Emanuel Buchmann, que foi quarto classificado no Tour em 2019, admitiu que com o calendário definido existe uma “luz ao fundo do túnel”, salientando que consegue suportar corridas sem adeptos na estrada “durante um ano”.

“Já corremos em várias provas em que não existem muitos espetadores. Na Volta aos Emirados Árabes Unidos, em Abu Dhabi, quase não se vê pessoas na estrada, por isso não será algo completamente novo para nós”, disse o ciclista em declarações à agência DPA.

Para a edição deste ano do Tour, que vai decorrer entre 29 de agosto e 20 de setembro, depois de ter sido adiado devido à pandemia de COVID-19, Buchmann salienta que o objetivo é um lugar no pódio.

“O objetivo é melhorar e isso significa um lugar no pódio, mas para que isso possa acontecer tudo tem de correr bem”, notou o ciclista de 27 anos, que considerou que a distância entre o pódio e a vitória na prova “não é assim tão grande”.

O ciclista da BORA-hansgrohe, que considerou que é “monótono” treinar sem competição – está suspensa até 01 de julho, com o WorldTour a regressar apenas em 01 de agosto -, explicou que não foram só as corridas a parar, lembrando que efetuou o último controlo antidoping em março.

“Fiz o meu último teste em março.
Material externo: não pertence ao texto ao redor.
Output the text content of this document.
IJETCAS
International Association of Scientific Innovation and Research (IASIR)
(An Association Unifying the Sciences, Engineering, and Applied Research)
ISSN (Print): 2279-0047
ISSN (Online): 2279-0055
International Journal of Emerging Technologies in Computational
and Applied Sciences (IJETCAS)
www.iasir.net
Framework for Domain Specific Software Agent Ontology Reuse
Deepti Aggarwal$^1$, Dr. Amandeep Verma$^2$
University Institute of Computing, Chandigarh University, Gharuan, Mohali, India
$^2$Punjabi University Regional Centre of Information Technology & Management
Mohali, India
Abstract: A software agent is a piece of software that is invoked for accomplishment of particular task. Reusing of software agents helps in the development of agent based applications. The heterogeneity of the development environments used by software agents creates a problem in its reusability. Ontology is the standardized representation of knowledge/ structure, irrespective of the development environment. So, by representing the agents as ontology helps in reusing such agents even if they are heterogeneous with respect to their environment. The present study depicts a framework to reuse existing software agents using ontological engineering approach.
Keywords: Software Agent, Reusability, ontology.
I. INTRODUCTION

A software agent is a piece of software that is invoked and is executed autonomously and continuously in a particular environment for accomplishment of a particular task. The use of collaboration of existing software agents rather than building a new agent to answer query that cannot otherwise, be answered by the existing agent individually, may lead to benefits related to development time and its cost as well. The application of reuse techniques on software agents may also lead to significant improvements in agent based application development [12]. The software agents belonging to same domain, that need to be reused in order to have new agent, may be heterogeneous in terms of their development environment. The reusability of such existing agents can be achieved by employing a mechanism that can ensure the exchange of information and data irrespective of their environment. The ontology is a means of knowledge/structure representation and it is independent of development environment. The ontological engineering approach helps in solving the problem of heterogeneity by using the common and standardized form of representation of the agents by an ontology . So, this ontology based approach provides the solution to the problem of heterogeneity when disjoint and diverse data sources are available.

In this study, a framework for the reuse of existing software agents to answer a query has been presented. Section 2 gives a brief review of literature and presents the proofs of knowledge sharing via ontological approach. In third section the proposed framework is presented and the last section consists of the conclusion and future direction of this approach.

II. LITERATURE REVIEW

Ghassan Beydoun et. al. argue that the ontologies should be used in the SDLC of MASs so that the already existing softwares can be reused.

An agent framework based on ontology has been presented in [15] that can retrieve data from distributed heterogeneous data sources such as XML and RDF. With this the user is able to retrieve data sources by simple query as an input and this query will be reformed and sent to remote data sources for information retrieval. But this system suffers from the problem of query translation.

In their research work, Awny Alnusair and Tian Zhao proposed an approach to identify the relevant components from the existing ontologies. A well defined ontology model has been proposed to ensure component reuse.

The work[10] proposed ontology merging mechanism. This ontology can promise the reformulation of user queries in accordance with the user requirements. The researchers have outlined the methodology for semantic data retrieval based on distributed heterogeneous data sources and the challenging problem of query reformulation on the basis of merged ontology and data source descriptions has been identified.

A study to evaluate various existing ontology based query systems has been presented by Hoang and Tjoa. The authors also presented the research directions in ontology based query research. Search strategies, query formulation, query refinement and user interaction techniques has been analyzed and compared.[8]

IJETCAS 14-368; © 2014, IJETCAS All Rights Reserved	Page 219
Depois desse, não efetuei qualquer teste antidoping” salientou.

Em 05 de maio, a ministra francesa do Desporto, Roxana Maracineanu, disse esperar que a Volta a França em bicicleta, assim como o torneio de ténis de Roland Garros possam decorrer, com ou sem público, sem contudo confirmar a sua realização.

O Tour está programado para decorrer entre 29 de agosto a 20 de setembro, mas, em declarações à France Télévisions, a ministra foi cautelosa quanto à realização da corrida.

“Pedem-me para manter o Tour, mesmo à porta fechada. Espero que decorra, mas não tenho a certeza. Ainda é muito cedo para dizer, não sabemos como será a epidemia após o confinamento”, referiu a ministra Roxana Maracineanu, sem dar qualquer indicação ou esperança quanto à confirmação das datas.

Caso a Volta a França, originalmente agendada entre 27 de junho e 19 de julho, tenha mesmo que ser realizada sem público, a ministra conta que “as pessoas estejam cientes da crise atual e obedeçam”, no que toca a evitar a presença na beira da estrada a incentivar os ciclistas, pois “é a única forma de evitar que a pandemia alastre”.

A nível global, segundo um balanço da agência de notícias AFP, a pandemia de COVID-19 já provocou mais de 350 mil mortos e infetou mais de 5,5 milhões de pessoas em 196 países e territórios. Cerca de 2,2 milhões de doentes foram considerados curados.

França é um dos países mais afetados pelo novo coronavírus, registando 28.530 mortos em cerca de 183 mil casos de infeção.